Duke Medicine Pavilion to set new course for all of Duke University Hospital
posted December 13th, 2011
Work progresses on the seventh floor of the Duke Medicine Pavilion, where the Heart Center will be located.
More than the birth of a new building, it’s a chance to make changes that will chart the hospital’s course well into the mid-21st century.
“This is really exciting,” said Thomas Owens, M.D., chief medical officer of Duke University Hospital (DUH). “This is the first chance in 30 years we have had to think about how we organize and deliver care for patients, not just in Duke North but across our new Duke University Hospital platform.”
The bricks-and-mortar component embodied in DMP is only the start.
“We are taking the next step with this state-of-the art new facility and bringing our current infrastructure up to par, so that we equalize at the highest possible level the patient experience throughout DUH,” said Jeff Langdon, MHA, administrative director of strategic operations.
As DMP construction ends work begins to realign and reallocate units, beds and clinical services across DUH using a comprehensive, data-driven process centered around strategically significant goals focused on high-quality patient care and organizational efficiency. At the same time, the changes focus on maximizing operational efficiency by creating contiguous clinical space and on positioning DUHS for expected future growth of services.
“The unit and bed allocation recommendations are the product of many months of careful, collaborative consideration from across the DUHS organization,” Langdon said. “We are making decisions based on what is best for our patients and their families, and on what positions our entire organization for clinical and financial success now and moving forward.”
At the heart of the decision-making process lies a commitment to providing high-quality, patient-centered care. Also central to that process is enhancing the work lives of our staff and caregivers by more efficiently grouping and aligning clinical services and the support services.
The DMP was planned and is being built with those goals in mind. DUH’s infrastructure presents a challenge but also offers great opportunities to further optimize the impact of the DMP.
The planning process included one-on-one meetings with medical leaders to gain input on key factors to consider, such as clinical care, capacity management, and opportunities to group related clinical services to facilitate patient flow. Additional meetings followed involving front line staff, department chairs and others to discuss how DUH’s overall geographical configuration and limited space affect patient care. Several scenarios then emerged for allocating beds and realigning services in DMP, Duke North and across DUH to carry the organization into the next 30-50 years.

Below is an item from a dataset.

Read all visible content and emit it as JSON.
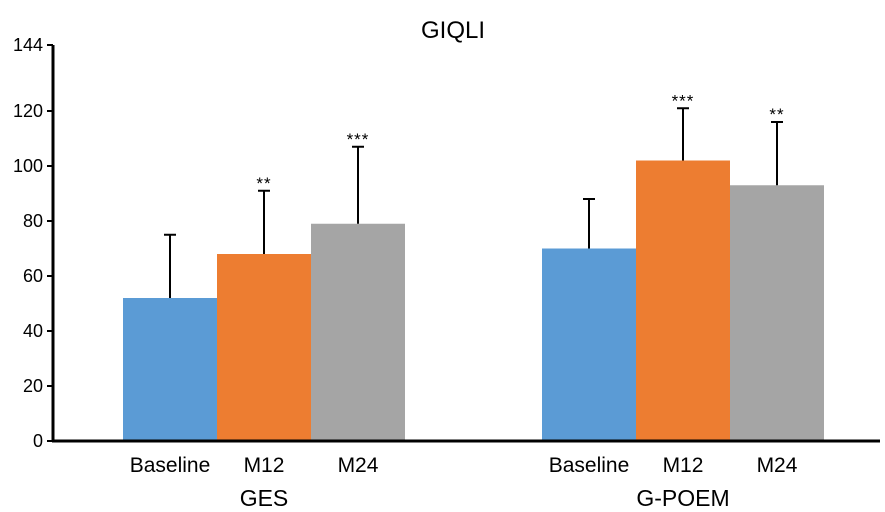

“I am thrilled we have the chance to rethink this,” Owens said. “It doesn’t mean the transition won’t be challenging, as we rethink our organization of care units and teams. As we move forward, we will work with staff, faculty, and our consultants, engineers, and architects to make the best decisions to enhance the care of our patients. It will be a dynamic process to make sure we are doing all the right things as we go forward. This won’t be flipping a switch in 2013 and having our end-state hospital.”
“This is organic,” Owens said. “Our plans have developed from the ground up with front line caregivers and their teams -- physicians, nurses, and others – who have come together to decide what makes the most sense for patients. There has been broad agreement about a number of very important decisions.”
For example, the DMP originally was conceived as a DUH expansion devoted to intensive care, surgical and step-down space. As transition planning progressed, however, it became clear that some Duke North units should move into the DMP in order to offer patients and caregivers the benefit of the additional space and optimal equipment.
Meanwhile, Duke North spaces will be renovated to one degree or another. Many need upgrades related to information-technology and other infrastructure as well as wiring and building code compliance. Some will be renovated to meet patient needs and efforts will be made to reclaim space for families.
Efforts also will be made to co-locate services whose patients require similar skill sets from nurses and other caregivers, including creation of an abdominal transplant inpatient unit on the third floor and a Heart Center on the seventh, along with all cardiac and cardiothoracic units.
Final decisions regarding all proposed changes hinges on an architectural review that will take place in the coming months.
With the opening of the new Cancer Center and associated space being vacated from the providers currently working in the Duke Clinic, the ambulatory leadership team is similarly taking the chance to evaluate future growth needs and realignment opportunities.
As with the DUH-wide plan, the goal in the clinics is to offer multidisciplinary, disease-based models of care; bring clinically related services together and put them closer to the ancillary services they most often use; reduce the amount of patient travel between commonly grouped care episodes; to enhance the current level of clinical space while supporting the desire to improve the patient and family experience; and to take advantage of the chance for growth beyond what the current makeup of clinics affords DUH in its current structure.